Sesin gür çıkıyor, gözlerin ateş saçıyor. Savurduğun kılıcın önü de arkası da kesiyor! Yalnız değilsin elbet! İşaretini  bekleyen, durumdan vazife çıkaran yandaşlar, beyinleri ipotek olmuş mankurtlar var.

Yetmedi... İşin en üzücü yönü ne biliyor musunuz? Bu nefret dilinden etkilenen benim insanım, her daim yüz yüze baktığı komşusunu, yakınını, hatta akrabasını sosyal medyada veya yüzüne karşı rencide etmekten imtina etmiyor. Hâlbuki yarın, politikacının ruhu duymaz ama iyi günde kötü günde, ölüsünde, dirisinde, düğününde bayramında o vardır yanında.
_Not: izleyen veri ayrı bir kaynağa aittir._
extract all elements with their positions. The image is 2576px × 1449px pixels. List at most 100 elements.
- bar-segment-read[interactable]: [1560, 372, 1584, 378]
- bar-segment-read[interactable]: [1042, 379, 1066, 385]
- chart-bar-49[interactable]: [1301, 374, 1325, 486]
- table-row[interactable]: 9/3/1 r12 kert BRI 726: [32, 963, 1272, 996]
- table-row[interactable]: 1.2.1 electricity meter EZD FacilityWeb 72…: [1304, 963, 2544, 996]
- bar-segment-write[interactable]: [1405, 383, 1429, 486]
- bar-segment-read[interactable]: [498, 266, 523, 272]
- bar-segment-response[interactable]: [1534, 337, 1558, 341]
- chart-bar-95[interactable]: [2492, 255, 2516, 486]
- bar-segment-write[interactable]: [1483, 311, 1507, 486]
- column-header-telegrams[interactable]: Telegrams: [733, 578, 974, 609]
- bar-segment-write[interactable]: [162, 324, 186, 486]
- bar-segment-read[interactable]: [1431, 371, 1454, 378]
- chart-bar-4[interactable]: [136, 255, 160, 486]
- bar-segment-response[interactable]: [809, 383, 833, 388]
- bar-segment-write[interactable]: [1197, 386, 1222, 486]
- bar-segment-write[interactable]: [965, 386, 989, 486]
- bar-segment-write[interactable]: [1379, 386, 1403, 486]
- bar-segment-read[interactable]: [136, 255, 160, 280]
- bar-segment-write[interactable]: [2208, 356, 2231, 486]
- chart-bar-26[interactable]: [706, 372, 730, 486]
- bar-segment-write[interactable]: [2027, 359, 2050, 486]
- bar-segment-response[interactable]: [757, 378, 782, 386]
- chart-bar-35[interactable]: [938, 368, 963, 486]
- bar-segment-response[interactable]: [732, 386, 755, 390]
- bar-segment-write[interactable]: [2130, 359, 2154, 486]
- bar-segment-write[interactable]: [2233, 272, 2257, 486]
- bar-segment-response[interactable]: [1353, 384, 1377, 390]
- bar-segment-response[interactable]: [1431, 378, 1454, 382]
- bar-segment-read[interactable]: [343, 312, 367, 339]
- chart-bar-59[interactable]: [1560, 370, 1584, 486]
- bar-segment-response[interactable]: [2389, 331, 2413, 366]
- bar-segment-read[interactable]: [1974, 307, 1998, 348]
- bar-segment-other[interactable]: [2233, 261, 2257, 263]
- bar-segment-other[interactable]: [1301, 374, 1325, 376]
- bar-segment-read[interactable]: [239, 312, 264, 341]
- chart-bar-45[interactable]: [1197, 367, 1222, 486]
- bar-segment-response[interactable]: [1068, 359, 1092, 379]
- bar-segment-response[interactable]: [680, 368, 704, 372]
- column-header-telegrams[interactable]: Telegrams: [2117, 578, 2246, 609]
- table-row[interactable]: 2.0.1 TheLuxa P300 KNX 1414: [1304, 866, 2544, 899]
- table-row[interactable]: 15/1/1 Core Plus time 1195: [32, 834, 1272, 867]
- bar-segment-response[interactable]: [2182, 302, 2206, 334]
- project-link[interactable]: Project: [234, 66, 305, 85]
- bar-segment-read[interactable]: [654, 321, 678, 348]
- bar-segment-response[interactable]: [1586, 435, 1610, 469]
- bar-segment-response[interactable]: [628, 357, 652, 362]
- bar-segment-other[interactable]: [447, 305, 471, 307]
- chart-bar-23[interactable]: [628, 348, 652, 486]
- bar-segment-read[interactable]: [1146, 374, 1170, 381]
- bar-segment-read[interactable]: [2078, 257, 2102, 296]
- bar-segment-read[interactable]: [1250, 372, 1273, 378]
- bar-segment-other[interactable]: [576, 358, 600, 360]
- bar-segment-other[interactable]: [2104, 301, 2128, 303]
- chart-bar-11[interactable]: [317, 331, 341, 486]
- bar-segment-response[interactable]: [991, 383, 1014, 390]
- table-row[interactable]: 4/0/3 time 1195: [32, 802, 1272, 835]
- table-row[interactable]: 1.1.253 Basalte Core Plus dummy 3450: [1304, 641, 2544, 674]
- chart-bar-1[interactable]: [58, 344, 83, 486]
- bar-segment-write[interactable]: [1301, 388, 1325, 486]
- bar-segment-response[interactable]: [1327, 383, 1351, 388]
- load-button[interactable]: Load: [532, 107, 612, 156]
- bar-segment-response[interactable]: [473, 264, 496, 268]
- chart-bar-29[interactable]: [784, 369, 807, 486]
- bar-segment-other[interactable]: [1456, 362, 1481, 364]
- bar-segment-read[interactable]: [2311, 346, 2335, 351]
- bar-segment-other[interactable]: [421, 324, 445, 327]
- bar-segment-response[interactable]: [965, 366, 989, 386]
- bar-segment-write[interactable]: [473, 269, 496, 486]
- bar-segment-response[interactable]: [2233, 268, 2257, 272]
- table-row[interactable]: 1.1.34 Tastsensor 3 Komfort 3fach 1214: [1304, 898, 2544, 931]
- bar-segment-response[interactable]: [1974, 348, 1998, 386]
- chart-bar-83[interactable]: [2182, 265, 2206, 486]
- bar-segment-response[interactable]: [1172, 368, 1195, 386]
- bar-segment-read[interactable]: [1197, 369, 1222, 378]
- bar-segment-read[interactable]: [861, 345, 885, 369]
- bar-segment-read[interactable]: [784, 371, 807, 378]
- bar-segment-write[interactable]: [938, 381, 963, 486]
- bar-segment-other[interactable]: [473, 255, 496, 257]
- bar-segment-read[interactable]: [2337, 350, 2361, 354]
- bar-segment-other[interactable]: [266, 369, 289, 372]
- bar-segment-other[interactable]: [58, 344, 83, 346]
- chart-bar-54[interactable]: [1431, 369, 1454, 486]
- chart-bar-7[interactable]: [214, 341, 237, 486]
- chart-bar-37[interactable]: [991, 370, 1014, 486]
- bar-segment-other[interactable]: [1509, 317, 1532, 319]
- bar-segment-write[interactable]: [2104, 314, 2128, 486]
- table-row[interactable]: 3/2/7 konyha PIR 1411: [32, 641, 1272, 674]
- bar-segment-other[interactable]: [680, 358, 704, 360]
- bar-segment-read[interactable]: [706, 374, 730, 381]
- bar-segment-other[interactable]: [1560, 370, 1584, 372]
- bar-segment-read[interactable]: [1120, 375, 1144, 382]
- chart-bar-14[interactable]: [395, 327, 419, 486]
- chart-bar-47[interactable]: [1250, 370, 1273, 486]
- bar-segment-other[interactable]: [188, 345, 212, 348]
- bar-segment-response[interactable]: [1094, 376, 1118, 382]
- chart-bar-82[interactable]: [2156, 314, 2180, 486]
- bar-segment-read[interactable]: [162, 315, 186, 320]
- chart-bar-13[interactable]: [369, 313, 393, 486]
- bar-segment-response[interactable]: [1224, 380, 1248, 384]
Bakınız Şeyh Edebali Osman Bey’e 700 küsür sene önce ne öğüt veriyor;

"Ey oğul! Artık Beysin, öfke bize, uysallık sana. Suçlamak bize, katlanmak sana.

Sevgi davanın esası olmaktadır. Bağırarak sevgi olmaz. Öfken ve nefsin bir olup aklını mağlup etmesin Oğul!

Unutma ki, yüksekte yer tutanlar, aşağıdakiler kadar emniyette değildir…’’

Sadece bu değil tabi. Yüce dinimizin temeli sevgi, muhabbet, güzel ahlak, hoşgörü, adalet, hak hukuk değil mi? Yeri geldiğinde yüzdeye vurup hepimiz  Müslümanız diyoruz ama onun gereklerini pek yerine getiremiyoruz. Kur’an ahkamını fütursuzca çiğniyoruz. Bakınız Kütüb-i Sitte’de yerini bulan Buhari ve Müslim’den nakil bir hadis: Bir gün Sahabeden biri:’Ey Allah’ın Resulü! İslam’ın hangi özelliği daha hayırlıdır?’ diye sorar.

Resul-i Ekrem: "Tanıdığına, tanımadığına, herkese GÜLER YÜZLE SELAM VERMEK" der.

Ey ağzından dini, imanı, Allah’ı, Peygamberi eksik etmeyen muktedirler. Tanıdığına tanımadığına hakaret et, dışla, hain ilan et demiyor Yüce Peygamber.

Allah rızası için yüzünüz biraz gülsün de insanlar pozitif enerji alsın.

Geleceğimizin teminatı gençlerimize ister A, ister Z kuşağı deyin ama onları kendinizden uzaklaştırmayın! Biraz düşünün lütfen... 'Genç beyinler din bunların söylemleri ve eylemleri ise ben değilim' deyip dinden soğuyor deist ve ateist oluyor, hatta ülkeyi terk ediyorlar.

Sorumlu sizsiniz! Bunların vebali de günahı da sizlerin boynunda bilesiniz...

Bakın hepiniz, oruç açmak için iftarlara koşuyorsunuz. Özünüz, sözünüz bir olsun

Biraz empati lütfen!

Yunus’un sevgisi, Mevlana’nın hoşgörüsü, Hacı Bektaş-ı Veli’nin ‘İncinsen de incitme’ düsturuna sadık, hizmet aşkıyla çalışacak idealist adaylara başarılar.

İnşallah kazasız belasız, ölüm kalım olmadan, güzel bir seçim geçiririz.